Faeser äußerte sich skeptisch. «Ich bin damit zurückhaltend. Ich glaube, dass der Weg über Migrationsabkommen der bessere ist.» Derlei Abkommen sollen Erleichterungen bei der legalen Migration mit Kooperation bei der Rücknahme verbinden. Deutschland hat dazu mit Indien eine Vereinbarung getroffen. Weitere sollen folgen. Faeser will dazu im Frühjahr mit ihrem französischen Kollegen Gérald Darmanin nach Nordafrika reisen.

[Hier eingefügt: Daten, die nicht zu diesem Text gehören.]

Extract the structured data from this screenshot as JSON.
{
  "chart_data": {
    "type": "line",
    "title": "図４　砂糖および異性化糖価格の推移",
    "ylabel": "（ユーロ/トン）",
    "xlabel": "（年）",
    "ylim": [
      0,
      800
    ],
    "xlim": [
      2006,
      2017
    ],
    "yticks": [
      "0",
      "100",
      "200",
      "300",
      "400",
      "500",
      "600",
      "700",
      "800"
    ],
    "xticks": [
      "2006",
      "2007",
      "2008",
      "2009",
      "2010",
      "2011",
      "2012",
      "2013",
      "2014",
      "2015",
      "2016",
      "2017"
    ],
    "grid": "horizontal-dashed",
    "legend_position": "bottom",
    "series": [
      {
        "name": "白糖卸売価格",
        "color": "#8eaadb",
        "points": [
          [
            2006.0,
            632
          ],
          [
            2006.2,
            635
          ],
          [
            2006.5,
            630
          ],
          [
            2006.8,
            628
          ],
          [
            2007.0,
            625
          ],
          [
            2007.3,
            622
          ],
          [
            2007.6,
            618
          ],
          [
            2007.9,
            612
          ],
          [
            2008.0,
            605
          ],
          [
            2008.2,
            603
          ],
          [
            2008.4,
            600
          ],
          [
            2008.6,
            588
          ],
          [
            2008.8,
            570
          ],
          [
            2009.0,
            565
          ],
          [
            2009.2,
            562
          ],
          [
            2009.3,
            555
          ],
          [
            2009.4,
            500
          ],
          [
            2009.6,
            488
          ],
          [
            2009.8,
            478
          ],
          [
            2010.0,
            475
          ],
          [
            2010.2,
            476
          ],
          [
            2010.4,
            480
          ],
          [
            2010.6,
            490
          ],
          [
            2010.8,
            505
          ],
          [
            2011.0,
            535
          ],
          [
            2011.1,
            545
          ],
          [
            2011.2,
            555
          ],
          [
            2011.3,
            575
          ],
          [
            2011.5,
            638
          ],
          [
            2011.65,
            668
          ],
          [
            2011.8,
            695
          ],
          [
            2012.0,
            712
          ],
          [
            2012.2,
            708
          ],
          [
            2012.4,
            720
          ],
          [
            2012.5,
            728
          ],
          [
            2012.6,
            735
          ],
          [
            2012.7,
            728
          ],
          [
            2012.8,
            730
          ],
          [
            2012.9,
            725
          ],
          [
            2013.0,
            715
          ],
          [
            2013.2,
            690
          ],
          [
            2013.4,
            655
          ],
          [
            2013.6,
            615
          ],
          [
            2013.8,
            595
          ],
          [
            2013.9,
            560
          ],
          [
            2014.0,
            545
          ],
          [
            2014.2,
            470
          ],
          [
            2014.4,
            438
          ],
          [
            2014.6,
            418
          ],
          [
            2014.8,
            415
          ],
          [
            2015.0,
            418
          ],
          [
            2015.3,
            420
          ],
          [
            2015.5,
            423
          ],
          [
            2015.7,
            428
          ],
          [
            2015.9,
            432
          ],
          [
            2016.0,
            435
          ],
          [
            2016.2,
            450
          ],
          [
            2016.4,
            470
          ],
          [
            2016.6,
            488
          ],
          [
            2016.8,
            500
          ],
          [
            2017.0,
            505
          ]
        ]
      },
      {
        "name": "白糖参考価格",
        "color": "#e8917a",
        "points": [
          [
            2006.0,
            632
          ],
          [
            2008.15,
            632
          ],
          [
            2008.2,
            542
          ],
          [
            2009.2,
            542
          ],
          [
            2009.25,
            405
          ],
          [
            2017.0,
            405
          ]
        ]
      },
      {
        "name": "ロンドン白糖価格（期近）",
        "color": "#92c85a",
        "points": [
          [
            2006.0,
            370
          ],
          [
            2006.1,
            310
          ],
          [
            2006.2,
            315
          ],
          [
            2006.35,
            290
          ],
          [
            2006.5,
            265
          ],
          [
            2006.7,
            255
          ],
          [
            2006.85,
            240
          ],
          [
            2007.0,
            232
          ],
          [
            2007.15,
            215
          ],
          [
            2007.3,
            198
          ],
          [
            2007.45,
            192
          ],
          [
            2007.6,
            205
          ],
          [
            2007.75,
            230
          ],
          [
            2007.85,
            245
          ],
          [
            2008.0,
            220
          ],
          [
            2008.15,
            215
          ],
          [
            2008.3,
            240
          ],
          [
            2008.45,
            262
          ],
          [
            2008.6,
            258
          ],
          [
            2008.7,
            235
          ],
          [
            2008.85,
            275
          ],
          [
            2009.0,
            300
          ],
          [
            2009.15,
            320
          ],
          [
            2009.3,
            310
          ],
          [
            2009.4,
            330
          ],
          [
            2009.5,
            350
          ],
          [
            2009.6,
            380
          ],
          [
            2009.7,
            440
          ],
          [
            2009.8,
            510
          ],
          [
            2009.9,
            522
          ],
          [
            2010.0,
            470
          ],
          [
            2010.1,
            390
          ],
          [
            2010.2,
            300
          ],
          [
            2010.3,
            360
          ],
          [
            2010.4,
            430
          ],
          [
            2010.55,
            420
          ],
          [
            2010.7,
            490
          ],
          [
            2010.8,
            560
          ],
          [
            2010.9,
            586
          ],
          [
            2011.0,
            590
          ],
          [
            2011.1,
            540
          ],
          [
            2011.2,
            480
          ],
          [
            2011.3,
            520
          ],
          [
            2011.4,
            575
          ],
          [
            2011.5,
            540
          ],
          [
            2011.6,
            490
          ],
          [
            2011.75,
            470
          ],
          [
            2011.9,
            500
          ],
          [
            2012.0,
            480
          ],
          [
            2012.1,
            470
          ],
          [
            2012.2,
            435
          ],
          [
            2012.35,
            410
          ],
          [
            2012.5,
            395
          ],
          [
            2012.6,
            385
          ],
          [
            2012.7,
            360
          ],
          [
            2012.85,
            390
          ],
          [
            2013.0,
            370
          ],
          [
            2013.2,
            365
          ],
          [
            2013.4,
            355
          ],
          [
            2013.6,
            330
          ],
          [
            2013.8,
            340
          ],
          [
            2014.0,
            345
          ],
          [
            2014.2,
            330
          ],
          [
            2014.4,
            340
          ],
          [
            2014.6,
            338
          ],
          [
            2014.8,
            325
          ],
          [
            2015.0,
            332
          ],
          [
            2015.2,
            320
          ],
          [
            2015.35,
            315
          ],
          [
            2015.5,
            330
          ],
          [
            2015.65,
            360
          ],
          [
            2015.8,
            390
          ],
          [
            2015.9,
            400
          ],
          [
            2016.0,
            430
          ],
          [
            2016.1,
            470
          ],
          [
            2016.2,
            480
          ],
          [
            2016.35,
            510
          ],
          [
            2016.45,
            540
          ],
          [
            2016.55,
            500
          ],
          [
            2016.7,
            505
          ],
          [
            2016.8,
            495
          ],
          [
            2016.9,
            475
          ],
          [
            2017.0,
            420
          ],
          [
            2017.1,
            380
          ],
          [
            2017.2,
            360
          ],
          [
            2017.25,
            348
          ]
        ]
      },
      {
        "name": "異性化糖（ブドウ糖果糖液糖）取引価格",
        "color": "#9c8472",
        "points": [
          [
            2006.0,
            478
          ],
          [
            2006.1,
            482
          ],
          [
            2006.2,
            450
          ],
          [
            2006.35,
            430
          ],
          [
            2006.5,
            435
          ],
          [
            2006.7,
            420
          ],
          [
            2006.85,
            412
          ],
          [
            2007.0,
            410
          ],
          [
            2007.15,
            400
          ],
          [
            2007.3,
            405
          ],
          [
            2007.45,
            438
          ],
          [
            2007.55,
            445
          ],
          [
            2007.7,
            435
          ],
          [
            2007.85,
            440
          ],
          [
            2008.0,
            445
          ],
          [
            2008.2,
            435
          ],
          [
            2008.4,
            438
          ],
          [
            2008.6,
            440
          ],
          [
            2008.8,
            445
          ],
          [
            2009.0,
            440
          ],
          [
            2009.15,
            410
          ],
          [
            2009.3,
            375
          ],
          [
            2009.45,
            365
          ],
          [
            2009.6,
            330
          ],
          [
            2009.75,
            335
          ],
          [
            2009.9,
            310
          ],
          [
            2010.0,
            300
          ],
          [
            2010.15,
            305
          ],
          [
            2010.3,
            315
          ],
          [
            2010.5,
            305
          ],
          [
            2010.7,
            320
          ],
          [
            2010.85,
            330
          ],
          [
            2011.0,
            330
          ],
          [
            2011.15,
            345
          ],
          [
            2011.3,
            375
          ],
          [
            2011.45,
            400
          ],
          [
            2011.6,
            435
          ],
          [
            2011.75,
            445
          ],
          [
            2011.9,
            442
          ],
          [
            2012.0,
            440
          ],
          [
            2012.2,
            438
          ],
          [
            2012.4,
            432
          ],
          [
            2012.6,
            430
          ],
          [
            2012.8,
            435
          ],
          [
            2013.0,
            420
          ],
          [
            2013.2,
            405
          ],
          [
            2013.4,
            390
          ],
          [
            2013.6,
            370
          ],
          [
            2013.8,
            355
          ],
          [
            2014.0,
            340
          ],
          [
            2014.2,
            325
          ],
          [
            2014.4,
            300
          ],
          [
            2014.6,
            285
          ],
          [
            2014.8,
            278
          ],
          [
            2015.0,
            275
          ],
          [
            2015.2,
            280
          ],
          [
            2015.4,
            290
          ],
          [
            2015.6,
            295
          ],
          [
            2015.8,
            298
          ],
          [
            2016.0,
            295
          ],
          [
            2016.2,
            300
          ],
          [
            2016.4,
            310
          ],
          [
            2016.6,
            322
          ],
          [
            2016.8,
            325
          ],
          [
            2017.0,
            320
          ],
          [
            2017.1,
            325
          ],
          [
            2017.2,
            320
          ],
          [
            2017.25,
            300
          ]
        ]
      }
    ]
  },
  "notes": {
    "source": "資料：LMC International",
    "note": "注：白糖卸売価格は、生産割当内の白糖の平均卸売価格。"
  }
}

Bislang hat die SPD-Politikerin auf dem Gebiet der Rückführungen nur wenig Fortschritt vorzuweisen. 2022 wurden 12 945 Menschen aus Deutschland abgeschoben. 2019 waren es noch mehr als 22.000. Für Faeser ist das Thema auch deshalb schwierig, weil es zu einem Großteil in der Verantwortung der Bundesländer liegt.

Allerdings ist auch die Zahl der Herkunftsländer gestiegen, in die wegen massiver Menschenrechtsverletzungen oder aus anderen Gründen aktuell nicht oder nur sehr eingeschränkt abgeschoben werden kann. In Afghanistan etwa haben wieder die militant-islamistischen Taliban das Sagen. Auch der Iran, wo derzeit Demonstranten hingerichtet werden, ist kein Land, in das man Menschen zurückschickt.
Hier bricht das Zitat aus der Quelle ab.